Personal information
- Born: April 15, 2001 (age 25) Dronten, Netherlands

Chess career
- Country: Netherlands
- Title: Grandmaster (2021)
- FIDE rating: 2516 (July 2026)
- Peak rating: 2560 (January 2025)

= Robby Kevlishvili =

Dutch chess grandmaster (born 2001)

Robby Kevlishvili is a Dutch chess grandmaster.

==Chess career==
Kevlishvili began playing chess at the age of 4, and finished in second place in the 2013 U-12 World Youth Chess Championship.

In December 2021, Kevlishvili tied for 1st place at the 2021 Charlotte Open alongside Grandmasters Titas Stremavičius, Cemil Can Ali Marandi, Christopher Yoo, Tanguy Ringoir, and Akshat Chandra.

In the Trinidad and Tobago International Open 2022, Kevlishvili won the Blitz event with a perfect 9/9 score. In the Masters section, he won with a score of 8/9.

In 2022, Kevlishvili represented the Netherlands at the World Team Championship in Jersusalem, Israel, winning an individual bronze medal. Later in the year, Kevlishvili finished second at the Dutch Chess Championship.

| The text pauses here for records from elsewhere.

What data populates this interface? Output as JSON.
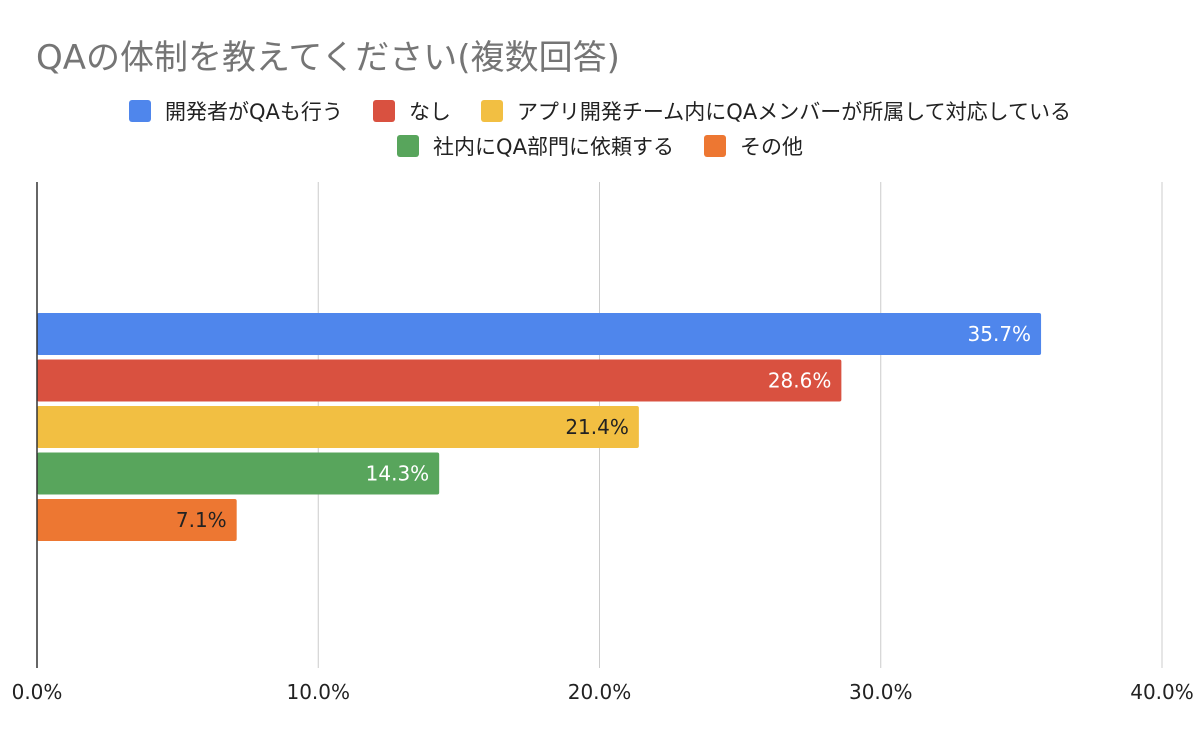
{
  "chart_data": {
    "type": "bar",
    "orientation": "horizontal",
    "title": "QAの体制を教えてください(複数回答)",
    "categories": [
      "開発者がQAも行う",
      "なし",
      "アプリ開発チーム内にQAメンバーが所属して対応している",
      "社内にQA部門に依頼する",
      "その他"
    ],
    "values": [
      35.7,
      28.6,
      21.4,
      14.3,
      7.1
    ],
    "value_labels": [
      "35.7%",
      "28.6%",
      "21.4%",
      "14.3%",
      "7.1%"
    ],
    "colors": [
      "#4f86ec",
      "#d95140",
      "#f2bf42",
      "#58a55c",
      "#ed7732"
    ],
    "label_colors": [
      "#ffffff",
      "#ffffff",
      "#222222",
      "#ffffff",
      "#222222"
    ],
    "xlim": [
      0,
      40
    ],
    "xticks": [
      0,
      10,
      20,
      30,
      40
    ],
    "xtick_labels": [
      "0.0%",
      "10.0%",
      "20.0%",
      "30.0%",
      "40.0%"
    ],
    "grid": true,
    "xlabel": "",
    "ylabel": "",
    "legend_position": "top"
  },
  "legend": {
    "items": [
      {
        "label": "開発者がQAも行う",
        "color": "#4f86ec"
      },
      {
        "label": "なし",
        "color": "#d95140"
      },
      {
        "label": "アプリ開発チーム内にQAメンバーが所属して対応している",
        "color": "#f2bf42"
      },
      {
        "label": "社内にQA部門に依頼する",
        "color": "#58a55c"
      },
      {
        "label": "その他",
        "color": "#ed7732"
      }
    ]
  }
}
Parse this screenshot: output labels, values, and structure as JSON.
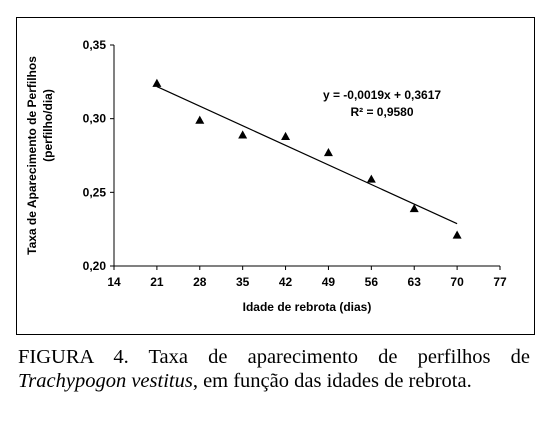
{
  "chart_data": {
    "type": "scatter",
    "x": [
      21,
      28,
      35,
      42,
      49,
      56,
      63,
      70
    ],
    "y": [
      0.324,
      0.299,
      0.289,
      0.288,
      0.277,
      0.259,
      0.239,
      0.221
    ],
    "ylabel": "Taxa de Aparecimento de Perfilhos",
    "ylabel_line2": "(perfilho/dia)",
    "xlabel": "Idade de rebrota (dias)",
    "xlim": [
      14,
      77
    ],
    "ylim": [
      0.2,
      0.35
    ],
    "xticks": [
      "14",
      "21",
      "28",
      "35",
      "42",
      "49",
      "56",
      "63",
      "70",
      "77"
    ],
    "yticks": [
      "0,20",
      "0,25",
      "0,30",
      "0,35"
    ],
    "trendline": {
      "slope": -0.0019,
      "intercept": 0.3617,
      "x_range": [
        21,
        70
      ]
    },
    "equation": "y = -0,0019x + 0,3617",
    "r_squared": "R² = 0,9580",
    "marker": "triangle",
    "grid": false
  },
  "caption": {
    "prefix": "FIGURA 4. Taxa de aparecimento de perfilhos de ",
    "species": "Trachypogon vestitus",
    "suffix": ", em função das idades de rebrota."
  }
}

In 2024, Kevlishvili participated in the 2024 World Rapid & Blitz Championships in New York City.

==Personal life==
Kevlishvili attended Saint Louis University for a major in finance and mathematics, and later a masters of business administration, and played for the university's team in the Collegiate Chess League in 2022 and 2023. The team won both championships.

In 2022, Kevlishvili won the 2022 Pan-American Intercollegiate Chess Championship as part of team SLU. Later that year, Saint Louis also won the National Championship. In 2023, Saint Louis University finished second at the National Championships. In 2025, with Kevlishvili as the team captain, Saint Louis finished third at the Pan-American Intercollegiate Championship, qualifying for the 2025 President's Cup.